One wouldn’t think that reviewing and copying all of the White House documents that refer to Solyndra would be that burdensome either. Just how often was Solyndra discussed in the White House, anyway? There presumably are fewer such documents in the White House than there were in the Department of Energy, which has already searched for and produced documents requested by the committee. I am sure that the White House is just as capable as DOE of responding to congressional requests.
I find it difficult to understand what Ruemmler means when she says the subpoenas are “overbroad.” A subpoena that sought all documents related to green energy, or all documents related to loans by DOE, might arguably be characterized as overbroad, but these subpoenas are narrowly targeted to one particular company. Contrary to Ruemmler’s characterization, moreover, they do not even seek all documents that relate to Solyndra. Instead, they are focused solely on documents that relate to the $535 million loan guarantee given to Solyndra. It is difficult to see how the subpoenas could have been any more narrowly drawn.

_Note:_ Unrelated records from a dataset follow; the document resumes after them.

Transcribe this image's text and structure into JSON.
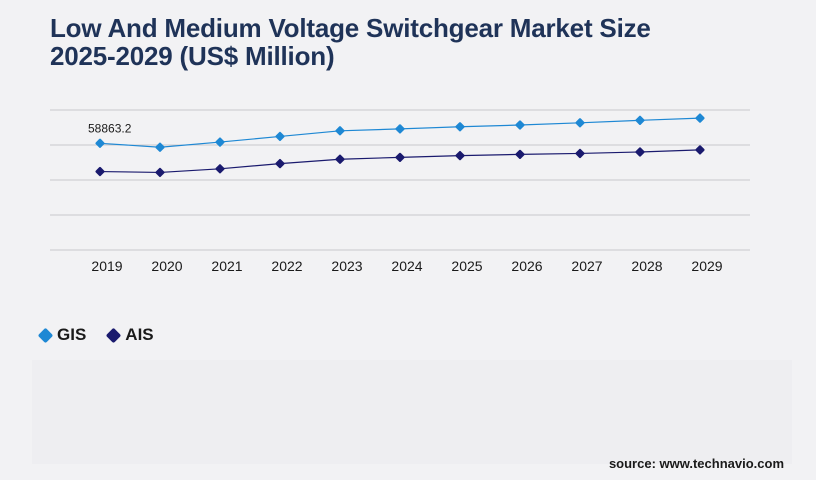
{
  "title_line1": "Low And Medium Voltage Switchgear Market Size",
  "title_line2": "2025-2029 (US$ Million)",
  "source": "source: www.technavio.com",
  "colors": {
    "GIS": "#1e88d4",
    "AIS": "#1a1a6e",
    "grid": "#c8c8cc",
    "title": "#1f3358"
  },
  "chart_data": {
    "type": "line",
    "title": "Low And Medium Voltage Switchgear Market Size 2025-2029 (US$ Million)",
    "x": [
      "2019",
      "2020",
      "2021",
      "2022",
      "2023",
      "2024",
      "2025",
      "2026",
      "2027",
      "2028",
      "2029"
    ],
    "series": [
      {
        "name": "GIS",
        "values": [
          58863.2,
          58024,
          59126,
          60334,
          61542,
          61948,
          62403,
          62782,
          63257,
          63787,
          64264
        ]
      },
      {
        "name": "AIS",
        "values": [
          52811,
          52622,
          53396,
          54514,
          55453,
          55850,
          56229,
          56492,
          56688,
          57007,
          57448
        ]
      }
    ],
    "data_labels": [
      {
        "series": "GIS",
        "x": "2019",
        "text": "58863.2"
      }
    ],
    "ylim": [
      36000,
      66000
    ],
    "y_ticks_labeled": false,
    "grid": true,
    "legend": "bottom-left",
    "xlabel": "",
    "ylabel": ""
  }
}
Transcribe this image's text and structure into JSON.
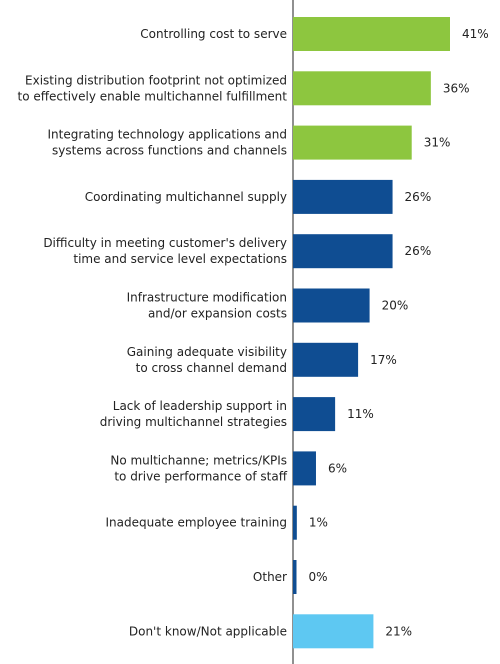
{
  "chart_data": {
    "type": "bar",
    "orientation": "horizontal",
    "categories": [
      [
        "Controlling cost to serve"
      ],
      [
        "Existing distribution footprint not optimized",
        "to effectively enable multichannel fulfillment"
      ],
      [
        "Integrating technology applications and",
        "systems across functions and channels"
      ],
      [
        "Coordinating multichannel supply"
      ],
      [
        "Difficulty in meeting customer's delivery",
        "time and service level expectations"
      ],
      [
        "Infrastructure modification",
        "and/or expansion costs"
      ],
      [
        "Gaining adequate visibility",
        "to cross channel demand"
      ],
      [
        "Lack of leadership support in",
        "driving multichannel strategies"
      ],
      [
        "No multichanne; metrics/KPIs",
        "to drive performance of staff"
      ],
      [
        "Inadequate employee training"
      ],
      [
        "Other"
      ],
      [
        "Don't know/Not applicable"
      ]
    ],
    "values": [
      41,
      36,
      31,
      26,
      26,
      20,
      17,
      11,
      6,
      1,
      0,
      21
    ],
    "value_labels": [
      "41%",
      "36%",
      "31%",
      "26%",
      "26%",
      "20%",
      "17%",
      "11%",
      "6%",
      "1%",
      "0%",
      "21%"
    ],
    "bar_colors": [
      "#8dc63f",
      "#8dc63f",
      "#8dc63f",
      "#0f4d92",
      "#0f4d92",
      "#0f4d92",
      "#0f4d92",
      "#0f4d92",
      "#0f4d92",
      "#0f4d92",
      "#0f4d92",
      "#5ec8f2"
    ],
    "xlim": [
      0,
      41
    ],
    "grid": false,
    "legend": "none"
  },
  "colors": {
    "top_drivers": "#8dc63f",
    "other_drivers": "#0f4d92",
    "dont_know": "#5ec8f2",
    "axis": "#222222"
  }
}
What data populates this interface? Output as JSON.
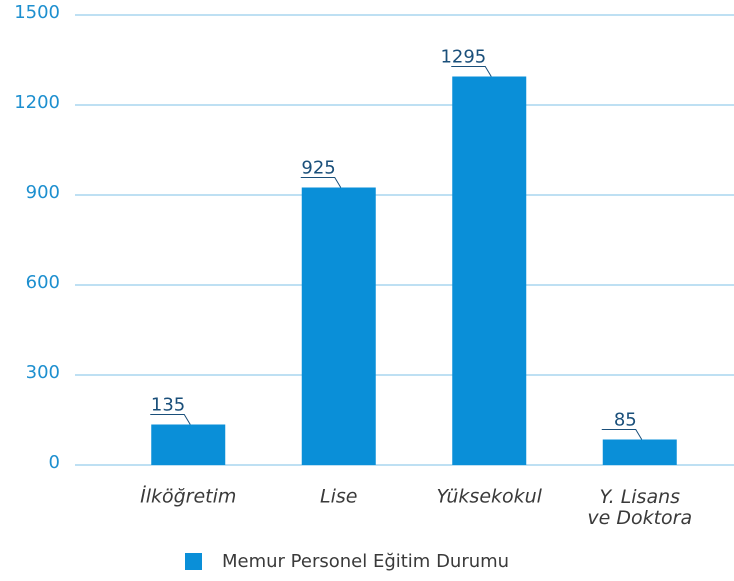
{
  "chart_data": {
    "type": "bar",
    "categories": [
      "İlköğretim",
      "Lise",
      "Yüksekokul",
      "Y. Lisans\nve Doktora"
    ],
    "series": [
      {
        "name": "Memur Personel Eğitim Durumu",
        "color": "#0a8fd8",
        "values": [
          135,
          925,
          1295,
          85
        ]
      }
    ],
    "ylim": [
      0,
      1500
    ],
    "yticks": [
      0,
      300,
      600,
      900,
      1200,
      1500
    ],
    "grid": true,
    "legend": "bottom"
  }
}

The only element of overbreadth one can infer from Ruemmler’s letter has to do with the time frame of the documents requested, which stretch back to the beginning of the Obama administration. This hardly seems like an unreasonably long period (less than three years), and it seems unlikely that compressing the period would have much impact on the burden of responding. Furthermore, if there are responsive documents from the beginning of the administration, they would seem to be clearly relevant to the committee’s investigation.
As for Ruemmsler’s concern about the thousands of pages of news clippings responsive to the subpoenas, I have a suggestion. She can withhold these documents and offer to let the committee inspect and copy them if it wishes. Or she can assign the job of copying them to an intern. I hardly think the problem rises to a constitutional level.
The only serious objection that the White House could make to these subpoenas would be one of executive privilege. Ruemmsler’s letter makes no mention of that doctrine, although it does allude to “longstanding and important Executive Branch confidentiality interests.” But the consistent and bipartisan position of the House is that this is the only legitimate ground for refusing to comply with a congressional subpoena. See Letter of May 16, 2008 from House Oversight and Government Reform Committee Chairman Henry Waxman to OIRA Administrator Susan Dudley (“’[T]he only privilege under which the President may withhold subpoenaed documents is executive privilege.’”) (quoting Letter of Apr. 18,1997 from John Rowley, Chief Counsel to Chairman Dan Burton, to Lanny Breuer, Special Counsel to the President).